Abstract: This Paper examines the importance of time in understanding the identity and binding character of a law. The Paper claims that a special sense of time has been adopted in Anglo-American legal theory. This sense of time has been structured into distinct phases or periods, each unconnected with the next. Each distinct structure is parsed with a beginning of the constitutional order as a whole. Legal justification and the conceptual structures of justification are presumed to follow suit in distinct historical periods.
Such a beginning of structured time has taken two forms in legal justification. The beginning has been described as Originalism in contemporary legal theory. I shall identify a very different sense of time that also figures in legal time, however. This is experiential time. Experienced time is immanent in events as if experienced time lies in an uninterrupted continuity of time.

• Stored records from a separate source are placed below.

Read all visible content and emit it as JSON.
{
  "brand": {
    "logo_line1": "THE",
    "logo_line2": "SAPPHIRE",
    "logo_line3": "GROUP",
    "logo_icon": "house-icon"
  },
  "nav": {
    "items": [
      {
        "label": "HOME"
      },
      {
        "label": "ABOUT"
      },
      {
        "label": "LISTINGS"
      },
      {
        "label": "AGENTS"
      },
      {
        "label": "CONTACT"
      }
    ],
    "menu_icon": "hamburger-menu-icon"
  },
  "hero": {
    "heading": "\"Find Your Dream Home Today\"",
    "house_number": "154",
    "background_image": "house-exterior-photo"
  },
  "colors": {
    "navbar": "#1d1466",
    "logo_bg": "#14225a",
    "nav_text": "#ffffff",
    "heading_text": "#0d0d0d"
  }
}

I shall draw from my own unpublished anthropological research about the sense of law in contemporary Nomadic groups and pre-contact Indigenous Peoples in North America. This contrasts with the above-mentioned positivism of Originalism. This Paper argues that in the act of displacement of experienced time by structured time, the sense of time as experienced is forgotten by jurists who are trained to accept the Originalism of a legal order.